Community garden roots go deep in Hyde Park — or at least deep into the annals of Hyde Park history, said green-thumbed scholars on campus this week.
On Wednesday, philosophy professor Bart Schultz and civil rights activist Timuel D. Black (A.M. ‘54) snacked on salsa and discussed the social and artistic importance of urban farms at a University garden named for Black at 5710 Woodlawn.
With pollution, poor soil quality, and a dearth of fresh, affordable food options, maintaining communal gardens on the South Side make gardens “a piece of environmental justice,” Schultz said at the one-year-old Timuel D. Black Edible Garden.

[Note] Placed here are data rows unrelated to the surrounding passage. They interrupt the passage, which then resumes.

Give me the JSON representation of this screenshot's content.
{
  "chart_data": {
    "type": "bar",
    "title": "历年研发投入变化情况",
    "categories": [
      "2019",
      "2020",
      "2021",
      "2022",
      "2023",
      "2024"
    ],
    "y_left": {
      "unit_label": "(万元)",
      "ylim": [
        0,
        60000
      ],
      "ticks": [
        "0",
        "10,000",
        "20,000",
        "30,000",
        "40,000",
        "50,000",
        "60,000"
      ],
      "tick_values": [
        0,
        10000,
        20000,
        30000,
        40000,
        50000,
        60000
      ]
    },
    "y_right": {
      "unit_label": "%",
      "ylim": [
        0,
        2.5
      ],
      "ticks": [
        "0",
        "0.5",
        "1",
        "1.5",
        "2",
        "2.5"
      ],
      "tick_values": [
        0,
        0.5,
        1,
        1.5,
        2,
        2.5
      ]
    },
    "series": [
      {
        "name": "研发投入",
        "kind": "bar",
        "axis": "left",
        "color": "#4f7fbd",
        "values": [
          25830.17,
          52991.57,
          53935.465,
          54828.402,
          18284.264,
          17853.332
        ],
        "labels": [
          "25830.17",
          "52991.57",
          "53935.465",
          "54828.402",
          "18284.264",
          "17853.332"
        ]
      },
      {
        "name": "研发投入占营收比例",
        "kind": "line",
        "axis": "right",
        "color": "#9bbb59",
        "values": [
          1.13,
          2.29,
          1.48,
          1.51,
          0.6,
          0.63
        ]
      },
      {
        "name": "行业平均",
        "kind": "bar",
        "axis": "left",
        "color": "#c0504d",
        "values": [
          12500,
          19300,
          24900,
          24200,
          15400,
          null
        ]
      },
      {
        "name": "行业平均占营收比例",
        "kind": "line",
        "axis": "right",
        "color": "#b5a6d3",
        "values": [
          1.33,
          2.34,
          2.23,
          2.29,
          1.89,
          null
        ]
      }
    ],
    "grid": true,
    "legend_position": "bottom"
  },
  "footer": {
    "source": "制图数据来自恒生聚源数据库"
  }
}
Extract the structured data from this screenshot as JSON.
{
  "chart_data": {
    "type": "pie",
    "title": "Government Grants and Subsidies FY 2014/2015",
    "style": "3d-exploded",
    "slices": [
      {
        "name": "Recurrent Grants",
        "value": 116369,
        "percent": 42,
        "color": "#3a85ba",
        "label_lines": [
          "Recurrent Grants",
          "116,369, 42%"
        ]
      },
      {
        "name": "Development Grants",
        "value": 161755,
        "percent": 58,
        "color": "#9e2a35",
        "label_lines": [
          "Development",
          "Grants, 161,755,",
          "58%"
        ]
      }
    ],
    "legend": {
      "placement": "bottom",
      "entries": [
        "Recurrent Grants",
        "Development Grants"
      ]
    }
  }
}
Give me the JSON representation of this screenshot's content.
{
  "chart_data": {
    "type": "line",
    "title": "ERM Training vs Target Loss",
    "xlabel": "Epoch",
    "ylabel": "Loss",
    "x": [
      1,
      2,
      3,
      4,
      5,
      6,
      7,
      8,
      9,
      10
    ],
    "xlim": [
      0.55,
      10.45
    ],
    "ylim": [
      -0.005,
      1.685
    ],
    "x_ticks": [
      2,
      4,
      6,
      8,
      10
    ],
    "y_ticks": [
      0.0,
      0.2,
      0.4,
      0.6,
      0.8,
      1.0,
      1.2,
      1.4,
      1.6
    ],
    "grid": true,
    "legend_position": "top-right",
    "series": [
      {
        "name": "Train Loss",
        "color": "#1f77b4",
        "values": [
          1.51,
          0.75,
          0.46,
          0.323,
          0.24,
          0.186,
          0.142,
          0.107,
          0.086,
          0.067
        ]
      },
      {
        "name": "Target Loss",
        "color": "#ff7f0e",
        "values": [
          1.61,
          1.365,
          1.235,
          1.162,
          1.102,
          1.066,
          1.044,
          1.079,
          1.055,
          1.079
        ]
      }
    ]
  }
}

Around 65 years before the discussion, the University’s women were answering a different call to justice with a similar set of tools.
Journalist Elaine Weiss said “farmerettes” across the nation fought World War II on the homefront with the hoe, rather than the rifle, at a Tuesday lecture in Classics 110.
Farmerettes included Woman’s Land Army of America (WLAA). The feminist WLAA was formed in response to wartime food shortages, and Weiss said it was successful in its time, though overshadowed by the more popular ‘Rosie the Riveter.’
U of C women comprised a full 25 percent of the first group of volunteers educated at the WLAA’s Libertyville Training Farm. The University allowed these volunteers to receive their academic degrees, Weiss said, even with an early dismissal from the school year.
Black, a 91-year-old World War II veteran, related the eponymous garden to the “victory gardens” of the era.
But the garden is a move toward “a better world,” said Schultz. “There’s a statue dedicated to the birth of nuclear energy on the other side of the Regenstein,” he said. “But I think we have the better monument.”